Dans les deux cas, c’est lié à mes fonctions de directeur du cabinet du Premier ministre (Jean-Pierre Raffarin). Le plus mauvais souvenir a été l’annonce des résultats du référendum de 2005 sur le Traité constitutionnel européen. C’était non seulement un échec politique pour les tenants du « Oui », mais surtout un échec pour la France et l’Europe. Je savais que les conséquences en seraient durables ; nous l’avons hélas ! constaté.
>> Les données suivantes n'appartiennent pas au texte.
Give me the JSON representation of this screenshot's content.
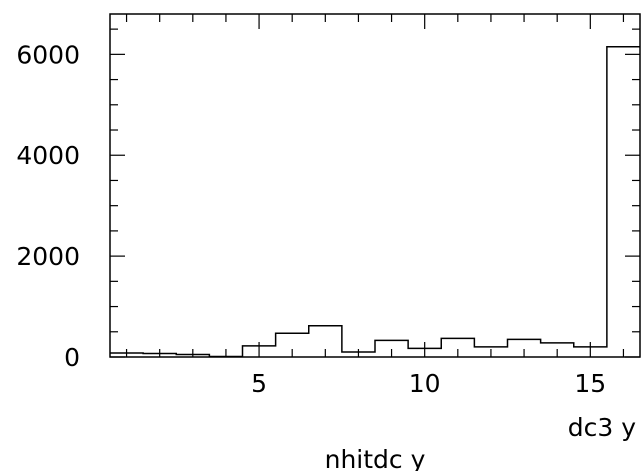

Ma plus grande satisfaction a été la libération des journalistes français retenus en Irak, Christian Chesnot et Georges Malbrunot en 2004, Florence Aubenas en 2005. Je lui ai consacré une grande partie de mon temps et de mes préoccupations avec des moments d’espérance et des moments d’inquiétude aussi. Presque chaque jour, je tenais une réunion dans la plus grande discrétion, avec trois autres personnalités : le général Jean-Louis Georgelin, alors chef de l’état-major particulier du Président de la République, le directeur général de la sécurité extérieure, Pierre Brochand, et le directeur du cabinet du ministre des affaires étrangères, Pierre Vimont. Le pire moment a été une nuit où des services étrangers nous avaient informés qu’un tribunal islamique allait se réunir pour statuer sur le cas de Chesnot et Malbrunot. On pouvait craindre la répétition d’un scénario tragique qui s’était terminé quelques jours plus tôt par l’assassinat d’un journaliste italien lui aussi enlevé. Voir mes compatriotes descendre de leurs avions à Villacoublay m’a beaucoup ému.